London (AFP) - British boxer Amir Khan insists he doesn't regret agreeing to fight in Saudi Arabia despite concerns over human rights in the country.
Khan is due to face India's Neeraj Goyat at King Abdullah Sports City in Jeddah on July 12.
Amnesty International have described the Saudi human rights record as "abysmal", adding that the nation is in the "grip of a sweeping crackdown against critics of the government", and implored Khan to travel there with his "eyes firmly open".
Less than three months after he was stopped in six rounds by Terence Crawford, Bolton-born Khan is reportedly being paid £7 million to headline a team event between fighters representing Pakistan and India.

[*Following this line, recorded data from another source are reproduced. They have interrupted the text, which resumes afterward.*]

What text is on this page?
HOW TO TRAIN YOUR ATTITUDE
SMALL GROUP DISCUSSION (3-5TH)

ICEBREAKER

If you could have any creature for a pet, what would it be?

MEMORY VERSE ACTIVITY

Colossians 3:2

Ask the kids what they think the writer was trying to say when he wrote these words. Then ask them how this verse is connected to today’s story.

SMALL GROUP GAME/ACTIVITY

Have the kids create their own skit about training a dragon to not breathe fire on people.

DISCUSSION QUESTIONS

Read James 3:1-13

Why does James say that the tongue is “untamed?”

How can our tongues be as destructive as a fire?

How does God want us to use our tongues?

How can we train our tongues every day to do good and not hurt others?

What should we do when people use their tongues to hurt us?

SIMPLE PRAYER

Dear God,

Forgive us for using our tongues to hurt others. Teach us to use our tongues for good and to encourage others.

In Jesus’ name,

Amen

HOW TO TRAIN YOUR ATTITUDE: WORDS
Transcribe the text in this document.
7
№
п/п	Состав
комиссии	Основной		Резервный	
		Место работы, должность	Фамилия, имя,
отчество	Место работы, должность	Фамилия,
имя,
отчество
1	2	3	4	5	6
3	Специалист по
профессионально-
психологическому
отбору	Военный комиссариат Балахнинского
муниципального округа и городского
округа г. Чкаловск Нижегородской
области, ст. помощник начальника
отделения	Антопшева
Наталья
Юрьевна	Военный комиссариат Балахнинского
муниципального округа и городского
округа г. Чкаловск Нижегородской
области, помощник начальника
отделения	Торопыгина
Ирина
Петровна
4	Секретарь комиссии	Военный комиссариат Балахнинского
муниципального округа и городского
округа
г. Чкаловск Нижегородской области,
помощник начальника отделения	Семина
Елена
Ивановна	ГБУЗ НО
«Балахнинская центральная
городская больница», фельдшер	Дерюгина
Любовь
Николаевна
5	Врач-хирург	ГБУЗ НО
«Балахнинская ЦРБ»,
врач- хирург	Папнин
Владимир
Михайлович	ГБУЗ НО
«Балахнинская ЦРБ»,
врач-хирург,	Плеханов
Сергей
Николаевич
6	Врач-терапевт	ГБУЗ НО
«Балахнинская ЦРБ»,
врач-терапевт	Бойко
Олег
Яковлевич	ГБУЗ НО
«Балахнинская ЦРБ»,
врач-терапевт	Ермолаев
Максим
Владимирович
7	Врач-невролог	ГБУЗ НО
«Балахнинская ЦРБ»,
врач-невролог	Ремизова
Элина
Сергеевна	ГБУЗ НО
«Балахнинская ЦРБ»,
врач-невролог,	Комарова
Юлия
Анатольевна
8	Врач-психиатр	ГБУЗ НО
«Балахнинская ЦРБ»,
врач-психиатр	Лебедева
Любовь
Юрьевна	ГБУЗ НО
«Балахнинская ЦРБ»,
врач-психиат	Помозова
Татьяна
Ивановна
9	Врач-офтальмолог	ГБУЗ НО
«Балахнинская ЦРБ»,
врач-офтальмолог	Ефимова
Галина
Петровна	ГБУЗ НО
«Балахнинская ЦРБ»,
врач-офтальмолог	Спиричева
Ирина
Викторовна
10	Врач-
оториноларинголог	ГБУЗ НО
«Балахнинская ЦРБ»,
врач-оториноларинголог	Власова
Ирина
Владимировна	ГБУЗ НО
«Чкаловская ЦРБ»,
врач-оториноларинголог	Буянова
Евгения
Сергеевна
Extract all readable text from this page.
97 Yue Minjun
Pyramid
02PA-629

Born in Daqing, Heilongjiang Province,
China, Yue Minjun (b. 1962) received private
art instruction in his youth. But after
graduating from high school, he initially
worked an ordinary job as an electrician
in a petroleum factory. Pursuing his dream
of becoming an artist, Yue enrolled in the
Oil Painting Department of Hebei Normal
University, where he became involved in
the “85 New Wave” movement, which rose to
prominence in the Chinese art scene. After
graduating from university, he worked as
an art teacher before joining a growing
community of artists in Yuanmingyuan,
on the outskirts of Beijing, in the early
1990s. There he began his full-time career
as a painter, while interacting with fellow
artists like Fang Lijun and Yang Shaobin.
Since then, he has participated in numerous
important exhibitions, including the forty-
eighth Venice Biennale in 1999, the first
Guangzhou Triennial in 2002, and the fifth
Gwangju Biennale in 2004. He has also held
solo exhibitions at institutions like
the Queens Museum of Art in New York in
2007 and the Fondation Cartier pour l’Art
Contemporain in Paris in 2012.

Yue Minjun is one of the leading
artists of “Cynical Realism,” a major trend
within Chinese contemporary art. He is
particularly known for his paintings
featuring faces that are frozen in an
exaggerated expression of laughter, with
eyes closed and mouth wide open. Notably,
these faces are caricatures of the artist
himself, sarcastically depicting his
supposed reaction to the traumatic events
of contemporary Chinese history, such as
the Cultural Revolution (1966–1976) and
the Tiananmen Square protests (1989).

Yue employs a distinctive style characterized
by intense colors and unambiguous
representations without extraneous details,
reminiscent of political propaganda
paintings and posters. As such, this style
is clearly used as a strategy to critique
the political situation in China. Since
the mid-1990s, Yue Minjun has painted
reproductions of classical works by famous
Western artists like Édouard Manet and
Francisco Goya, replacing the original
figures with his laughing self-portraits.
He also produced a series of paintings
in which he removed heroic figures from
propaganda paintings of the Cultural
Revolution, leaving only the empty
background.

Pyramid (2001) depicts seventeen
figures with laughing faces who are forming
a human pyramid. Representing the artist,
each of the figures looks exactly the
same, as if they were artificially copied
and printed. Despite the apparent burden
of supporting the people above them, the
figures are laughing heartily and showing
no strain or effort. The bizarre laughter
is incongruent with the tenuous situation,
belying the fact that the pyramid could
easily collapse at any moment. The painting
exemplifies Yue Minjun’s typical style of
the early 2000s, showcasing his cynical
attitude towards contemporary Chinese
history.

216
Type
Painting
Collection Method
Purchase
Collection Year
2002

The former unified world welterweight champion is a Muslim and has embarked on pilgrimages to Saudi Arabia on a number of occasions, offering him his own perspective on the country.
"When I was there last, it had all changed. I started seeing women not wearing head scarves. Women were out driving," Khan told reporters in London on Thursday.
"They had a huge concert where everyone was dancing and enjoying themselves. I'd never seen that side of Saudi Arabia before.
"Maybe now they are changing to make it that new place where people can enjoy themselves and it's fair for women. I think they're trying to change now."
Khan's pay for the fight is £3 million more than he earned against Crawford and he conceded that was a major consideration in his decision.
"They are throwing a lot of money on to the table, and at the end of the day we are prizefighters. For me, I would be stupid to not take this opportunity," he said.
"I didn't get involved in the negotiation side. If they told me to fight on the moon. I'm one of those who will fight wherever.
"The offer came on to the desk and we took a look at it. It makes sense for me, especially because I want a quick turnaround between fights.
"The prime minister of Pakistan will be attending which is huge. It would be amazing if we can get the Prime Minister of England as well. I'm a British Pakistani and it's great to have that backing from Pakistan."